Majer forcibly escorts the stranger off the premises and he reassures Geislerová's strident younger sister Kristýna Nováková and her milquetoast spouse David Maj that everything is under control. But, while the guests dance and drink into the small hours, Cerný returns and he asks Geislerová for 10 minutes of her time so that she can know the truth about her new husband. She is appalled to learn that Majer and his mates were responsible for bullying Cerný and his gay friend so ferociously at school that the latter jumped to his death. Yet, when Geislerová confronts Majer with the revelation, he insists that Cerný and his pal were sneak thieves who got what was coming to them after they snitched to the teachers.

As Majer struggles to convince Geislerová that he is not a homophobe who tortured an innocent man into taking his own life, Cerný invites Zikán to see his dark room. But the attempt by Hrebejk and screenwriter Petr Jarchovský to tease the audience into believing that Cerný is about to exact some predatory revenge is entirely misjudged and rather deflects attention from Geislerová's agonising realisation that she had no idea about his violent streak when she promised to love him for better or worse.
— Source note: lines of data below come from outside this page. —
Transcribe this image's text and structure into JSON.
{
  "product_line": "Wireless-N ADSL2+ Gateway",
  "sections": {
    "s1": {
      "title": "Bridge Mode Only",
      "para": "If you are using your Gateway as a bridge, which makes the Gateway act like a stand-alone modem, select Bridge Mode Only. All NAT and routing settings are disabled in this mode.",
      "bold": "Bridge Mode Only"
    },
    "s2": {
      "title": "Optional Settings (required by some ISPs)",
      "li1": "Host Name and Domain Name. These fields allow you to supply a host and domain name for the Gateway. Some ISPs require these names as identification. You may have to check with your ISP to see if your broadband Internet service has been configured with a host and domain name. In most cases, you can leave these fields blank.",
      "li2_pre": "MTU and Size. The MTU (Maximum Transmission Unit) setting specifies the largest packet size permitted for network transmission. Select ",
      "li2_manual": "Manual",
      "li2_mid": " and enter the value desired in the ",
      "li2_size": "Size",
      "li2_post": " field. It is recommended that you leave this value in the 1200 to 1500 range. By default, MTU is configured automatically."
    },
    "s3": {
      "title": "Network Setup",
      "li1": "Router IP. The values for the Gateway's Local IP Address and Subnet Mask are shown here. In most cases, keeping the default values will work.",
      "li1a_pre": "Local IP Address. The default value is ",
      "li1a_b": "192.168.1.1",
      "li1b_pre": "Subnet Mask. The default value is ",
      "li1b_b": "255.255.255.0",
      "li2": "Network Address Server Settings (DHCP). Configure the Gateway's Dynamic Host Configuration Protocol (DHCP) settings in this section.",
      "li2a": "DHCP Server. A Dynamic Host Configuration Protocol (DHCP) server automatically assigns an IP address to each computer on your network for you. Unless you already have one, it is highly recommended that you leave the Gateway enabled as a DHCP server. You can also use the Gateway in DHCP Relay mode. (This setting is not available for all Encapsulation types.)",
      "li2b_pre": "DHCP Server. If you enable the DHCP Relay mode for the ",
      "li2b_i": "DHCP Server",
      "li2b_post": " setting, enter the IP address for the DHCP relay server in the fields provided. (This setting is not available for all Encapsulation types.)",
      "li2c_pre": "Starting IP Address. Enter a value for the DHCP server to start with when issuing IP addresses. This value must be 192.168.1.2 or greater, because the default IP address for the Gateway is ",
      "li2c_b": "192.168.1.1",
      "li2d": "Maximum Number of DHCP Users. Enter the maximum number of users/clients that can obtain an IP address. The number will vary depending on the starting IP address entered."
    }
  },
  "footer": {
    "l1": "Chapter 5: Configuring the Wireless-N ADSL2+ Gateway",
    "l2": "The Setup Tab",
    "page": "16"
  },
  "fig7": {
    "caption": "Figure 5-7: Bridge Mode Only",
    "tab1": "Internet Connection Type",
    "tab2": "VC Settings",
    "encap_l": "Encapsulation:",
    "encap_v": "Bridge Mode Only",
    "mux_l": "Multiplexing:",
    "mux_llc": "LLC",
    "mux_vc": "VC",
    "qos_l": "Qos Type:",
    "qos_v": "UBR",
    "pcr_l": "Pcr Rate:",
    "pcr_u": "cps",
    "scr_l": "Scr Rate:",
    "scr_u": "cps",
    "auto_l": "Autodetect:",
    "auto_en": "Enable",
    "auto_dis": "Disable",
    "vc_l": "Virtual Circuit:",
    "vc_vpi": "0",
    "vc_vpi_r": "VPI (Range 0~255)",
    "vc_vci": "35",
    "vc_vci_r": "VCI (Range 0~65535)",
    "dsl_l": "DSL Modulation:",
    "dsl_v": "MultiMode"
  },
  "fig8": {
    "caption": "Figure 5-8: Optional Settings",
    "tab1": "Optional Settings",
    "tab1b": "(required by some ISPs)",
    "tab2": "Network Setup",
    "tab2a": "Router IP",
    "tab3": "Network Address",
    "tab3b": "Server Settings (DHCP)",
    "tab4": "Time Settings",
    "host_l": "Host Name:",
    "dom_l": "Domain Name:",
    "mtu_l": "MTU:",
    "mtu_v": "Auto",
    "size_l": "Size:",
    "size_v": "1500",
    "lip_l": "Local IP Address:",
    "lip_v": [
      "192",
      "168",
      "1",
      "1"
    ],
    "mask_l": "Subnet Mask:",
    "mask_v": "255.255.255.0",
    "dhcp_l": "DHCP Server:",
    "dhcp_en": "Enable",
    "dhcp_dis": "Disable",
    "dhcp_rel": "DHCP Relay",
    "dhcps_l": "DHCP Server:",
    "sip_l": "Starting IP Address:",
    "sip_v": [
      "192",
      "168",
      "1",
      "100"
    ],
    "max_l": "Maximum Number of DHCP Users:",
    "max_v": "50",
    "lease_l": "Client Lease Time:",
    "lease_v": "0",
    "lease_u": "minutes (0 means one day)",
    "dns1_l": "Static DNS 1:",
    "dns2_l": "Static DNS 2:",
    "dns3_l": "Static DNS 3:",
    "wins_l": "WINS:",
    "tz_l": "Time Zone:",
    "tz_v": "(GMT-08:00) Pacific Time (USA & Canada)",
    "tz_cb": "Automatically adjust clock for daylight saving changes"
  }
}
This idea that one can never truly know even those closest to us is sobering in the extreme and Hrebejk and Jarchovský deftly set it off against the notions of trauma, guilt and forgiveness. But the precision of Martin Strba's visuals and Alois Fisárek's editing gives the impression that the audience is being manipulated and, to a certain degree, misled. Thus, while this is always compelling, it also feels a touch too calculated. Nevertheless, Geislerová (in her fourth film with Hrebejk) is typically superb and those familiar with Garbage, the City and Death will be amused by the contrasting roles that Majer and Cerný take in each film.